The festival, which holds its big virtual event Sept. 4 and 5, is holding a musical parade on a small stretch of Fort Langley’s main thoroughfare this coming Saturday.

The Mardi Gras strolling parade will be recorded and posted to help generate interest in the early September festival.

Originally scheduled for noon, the parade has been moved to 10 a.m. after the Township and organizers conferred about the safest way to do it.

“We agreed together it would make sense if we could start the parade earlier,” explained Karen Zukas, the festival executive director.

Traditionally the festival is opened with the strolling parade but that’s not possible this year and so the organizers are recording the strolling parade to show.

The parade goes from the Fort Langley Community Hall north on Glover Road to the historic CN Station as participating musicians perform upbeat music.

She noted that the public will be asked to give the parade a wide berth, and suggested anyone interested in watching can do so safely distanced from the other side of the street. The parade will be going down the western sidewalk.

A six-piece traditional jazz band, the RazzMaJazz Ensemble, and parade marshall Petrina Arnason will lead the walking parade.

The public has a chance to participate with the event starting at 10 a.m. Up to 50 people can sign up to take part and are encouraged to dress in colourful Mardi Gras-style attire.
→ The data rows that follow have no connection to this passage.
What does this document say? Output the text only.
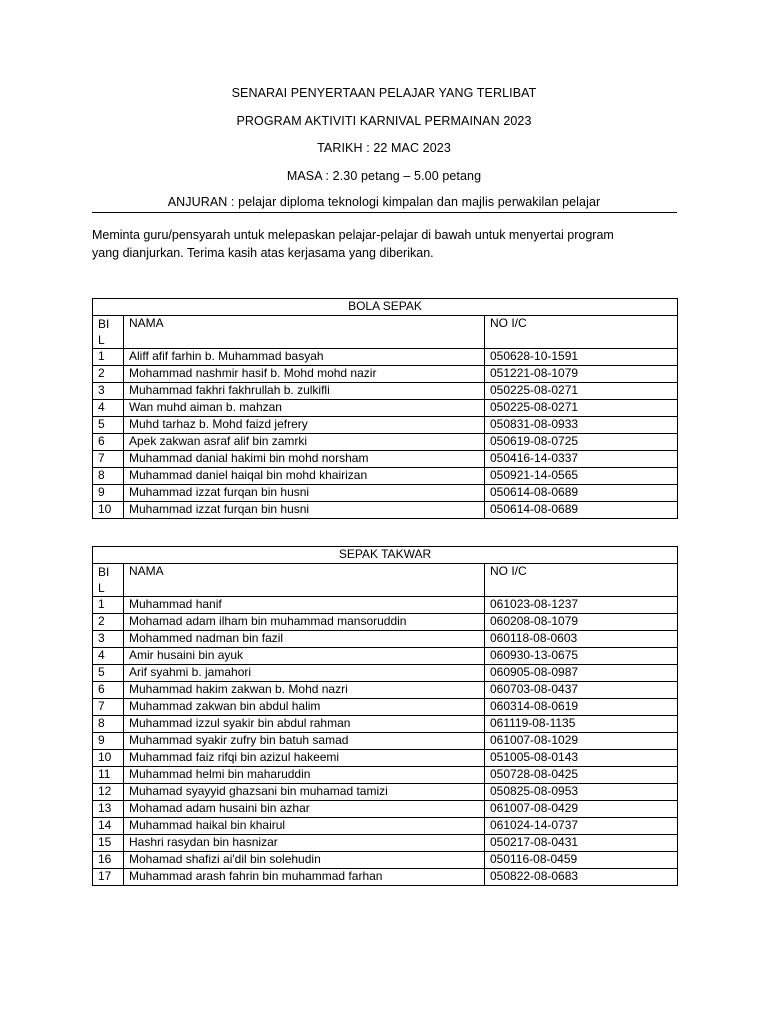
SENARAI PENYERTAAN PELAJAR YANG TERLIBAT
PROGRAM AKTIVITI KARNIVAL PERMAINAN 2023
TARIKH : 22 MAC 2023
MASA : 2.30 petang – 5.00 petang
ANJURAN : pelajar diploma teknologi kimpalan dan majlis perwakilan pelajar
Meminta guru/pensyarah untuk melepaskan pelajar-pelajar di bawah untuk menyertai program
yang dianjurkan. Terima kasih atas kerjasama yang diberikan.
BOLA SEPAK		

BI
L	NAMA	NO I/C
1	Aliff afif farhin b. Muhammad basyah	050628-10-1591
2	Mohammad nashmir hasif b. Mohd mohd nazir	051221-08-1079
3	Muhammad fakhri fakhrullah b. zulkifli	050225-08-0271
4	Wan muhd aiman b. mahzan	050225-08-0271
5	Muhd tarhaz b. Mohd faizd jefrery	050831-08-0933
6	Apek zakwan asraf alif bin zamrki	050619-08-0725
7	Muhammad danial hakimi bin mohd norsham	050416-14-0337
8	Muhammad daniel haiqal bin mohd khairizan	050921-14-0565
9	Muhammad izzat furqan bin husni	050614-08-0689
10	Muhammad izzat furqan bin husni	050614-08-0689
SEPAK TAKWAR		

BI
L	NAMA	NO I/C
1	Muhammad hanif	061023-08-1237
2	Mohamad adam ilham bin muhammad mansoruddin	060208-08-1079
3	Mohammed nadman bin fazil	060118-08-0603
4	Amir husaini bin ayuk	060930-13-0675
5	Arif syahmi b. jamahori	060905-08-0987
6	Muhammad hakim zakwan b. Mohd nazri	060703-08-0437
7	Muhammad zakwan bin abdul halim	060314-08-0619
8	Muhammad izzul syakir bin abdul rahman	061119-08-1135
9	Muhammad syakir zufry bin batuh samad	061007-08-1029
10	Muhammad faiz rifqi bin azizul hakeemi	051005-08-0143
11	Muhammad helmi bin maharuddin	050728-08-0425
12	Muhamad syayyid ghazsani bin muhamad tamizi	050825-08-0953
13	Mohamad adam husaini bin azhar	061007-08-0429
14	Muhammad haikal bin khairul	061024-14-0737
15	Hashri rasydan bin hasnizar	050217-08-0431
16	Mohamad shafizi ai'dil bin solehudin	050116-08-0459
17	Muhammad arash fahrin bin muhammad farhan	050822-08-0683
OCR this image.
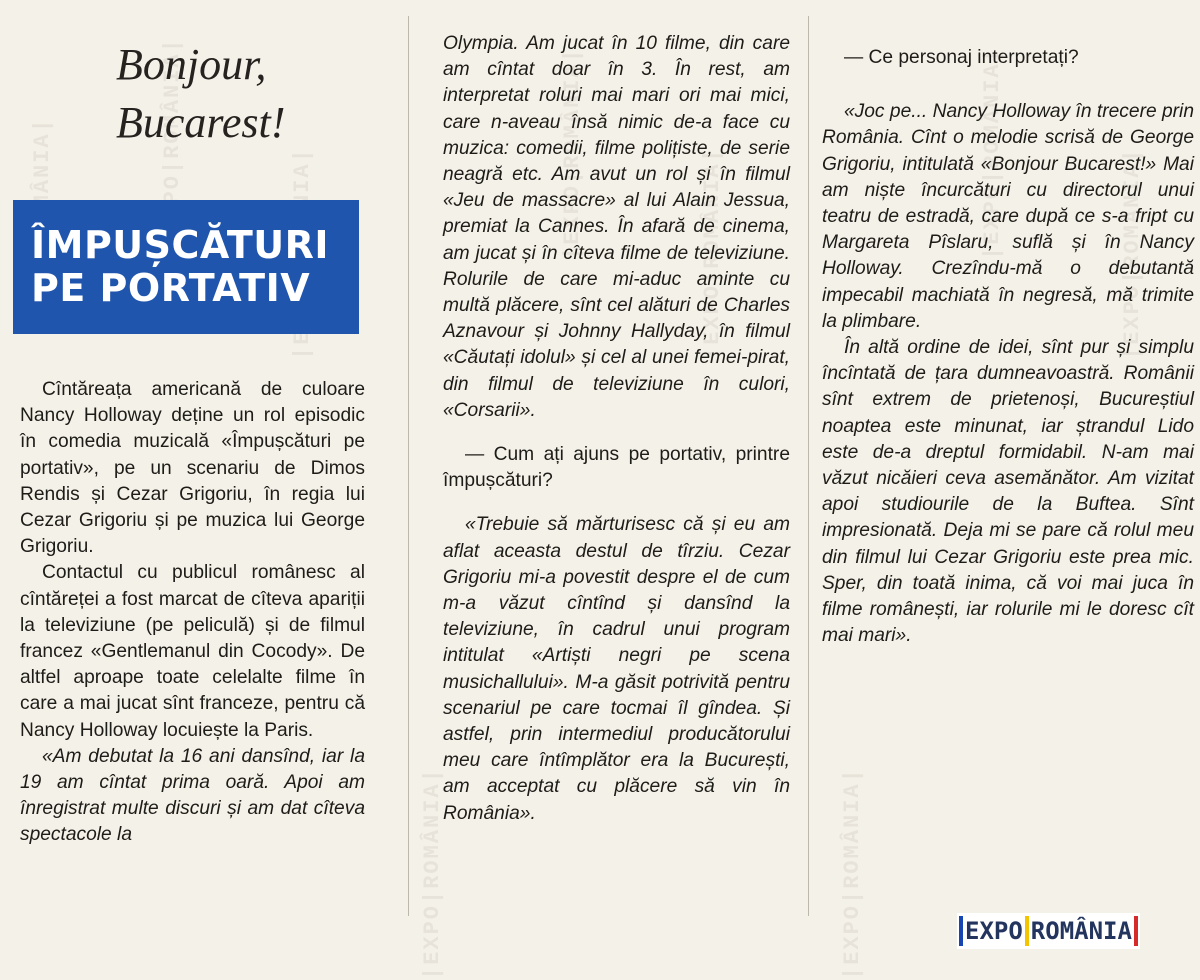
|EXPO|ROMÂNIA|
|EXPO|ROMÂNIA|
|EXPO|ROMÂNIA|	|EXPO|ROMÂNIA|
|EXPO|ROMÂNIA|
|EXPO|ROMÂNIA|	|EXPO|ROMÂNIA|
Bonjour,
Bucarest!
ÎMPUȘCĂTURI
PE PORTATIV

Cîntăreața americană de culoare Nancy Holloway deține un rol episodic în comedia muzicală «Împușcături pe portativ», pe un scenariu de Dimos Rendis și Cezar Grigoriu, în regia lui Cezar Grigoriu și pe muzica lui George Grigoriu.

Contactul cu publicul românesc al cîntăreței a fost marcat de cîteva apariții la televiziune (pe peliculă) și de filmul francez «Gentlemanul din Cocody». De altfel aproape toate celelalte filme în care a mai jucat sînt franceze, pentru că Nancy Holloway locuiește la Paris.

«Am debutat la 16 ani dansînd, iar la 19 am cîntat prima oară. Apoi am înregistrat multe discuri și am dat cîteva spectacole la

Olympia. Am jucat în 10 filme, din care am cîntat doar în 3. În rest, am interpretat roluri mai mari ori mai mici, care n-aveau însă nimic de-a face cu muzica: comedii, filme polițiste, de serie neagră etc. Am avut un rol și în filmul «Jeu de massacre» al lui Alain Jessua, premiat la Cannes. În afară de cinema, am jucat și în cîteva filme de televiziune. Rolurile de care mi-aduc aminte cu multă plăcere, sînt cel alături de Charles Aznavour și Johnny Hallyday, în filmul «Căutați idolul» și cel al unei femei-pirat, din filmul de televiziune în culori, «Corsarii».

— Cum ați ajuns pe portativ, printre împușcături?

«Trebuie să mărturisesc că și eu am aflat aceasta destul de tîrziu. Cezar Grigoriu mi-a povestit despre el de cum m-a văzut cîntînd și dansînd la televiziune, în cadrul unui program intitulat «Artiști negri pe scena musichallului». M-a găsit potrivită pentru scenariul pe care tocmai îl gîndea. Și astfel, prin intermediul producătorului meu care întîmplător era la București, am acceptat cu plăcere să vin în România».

— Ce personaj interpretați?

«Joc pe... Nancy Holloway în trecere prin România. Cînt o melodie scrisă de George Grigoriu, intitulată «Bonjour Bucarest!» Mai am niște încurcături cu directorul unui teatru de estradă, care după ce s-a fript cu Margareta Pîslaru, suflă și în Nancy Holloway. Crezîndu-mă o debutantă impecabil machiată în negresă, mă trimite la plimbare.

În altă ordine de idei, sînt pur și simplu încîntată de țara dumneavoastră. Românii sînt extrem de prietenoși, Bucureștiul noaptea este minunat, iar ștrandul Lido este de-a dreptul formidabil. N-am mai văzut nicăieri ceva asemănător. Am vizitat apoi studiourile de la Buftea. Sînt impresionată. Deja mi se pare că rolul meu din filmul lui Cezar Grigoriu este prea mic. Sper, din toată inima, că voi mai juca în filme românești, iar rolurile mi le doresc cît mai mari».

EXPO ROMÂNIA
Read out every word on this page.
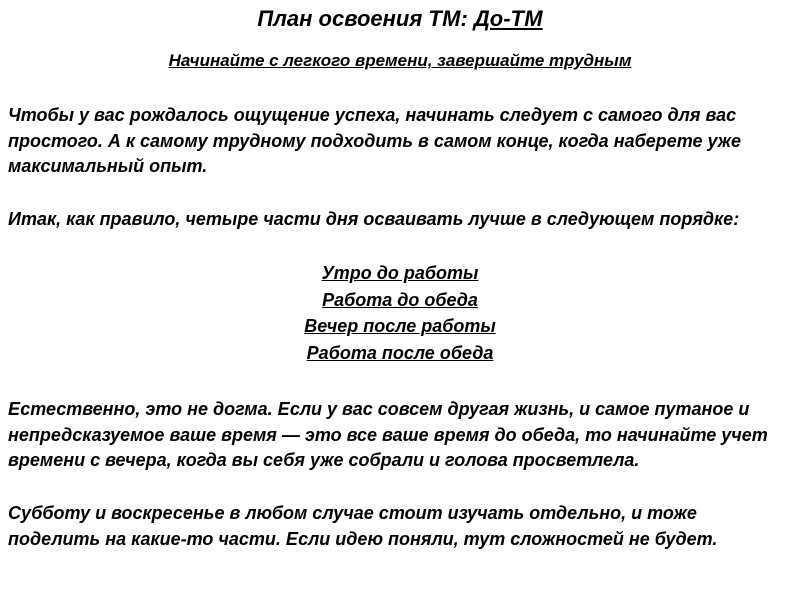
План освоения ТМ: До-ТМ
Начинайте с легкого времени, завершайте трудным

Чтобы у вас рождалось ощущение успеха, начинать следует с самого для вас простого. А к самому трудному подходить в самом конце, когда наберете уже максимальный опыт.

Итак, как правило, четыре части дня осваивать лучше в следующем порядке:

Утро до работы
Работа до обеда
Вечер после работы
Работа после обеда

Естественно, это не догма. Если у вас совсем другая жизнь, и самое путаное и непредсказуемое ваше время — это все ваше время до обеда, то начинайте учет времени с вечера, когда вы себя уже собрали и голова просветлела.

Субботу и воскресенье в любом случае стоит изучать отдельно, и тоже поделить на какие-то части. Если идею поняли, тут сложностей не будет.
Expect to see lots of traditional Mardi Gras colours – purple (symbolizing justice), green (for faith), and gold (symbolizing power).

“It’s really a joyful strolling parade that’s family friendly,” she explained.

Participating members of the public do not need any musical experience, nor dance experience, just a desire to experience a southern-style strolling parade. In the past, anyone who wanted could join in but this year the organizers are following coronavirus protocols that limit gatherings to 50 or fewer people.

If participants are in the same bubble, they can stroll together, otherwise, social distancing is required.

Organizers have created a list of rules for help keep everyone safe.

• Limit the number of parade participants to 50 people

• Require pre-registration to participate in the parade

• Have a hand sanitizer station at the beginning of parade

• Ask participants to stay in their own bubble and ensure there is a safety zone around themselves

• Maintain safe social distances between participants

The festival started in 2018 and is run by a non-profit organization to offer jazz acts and visual arts. In the past it was typically held in July but has been moved to September to allow for more planning due to the global pandemic.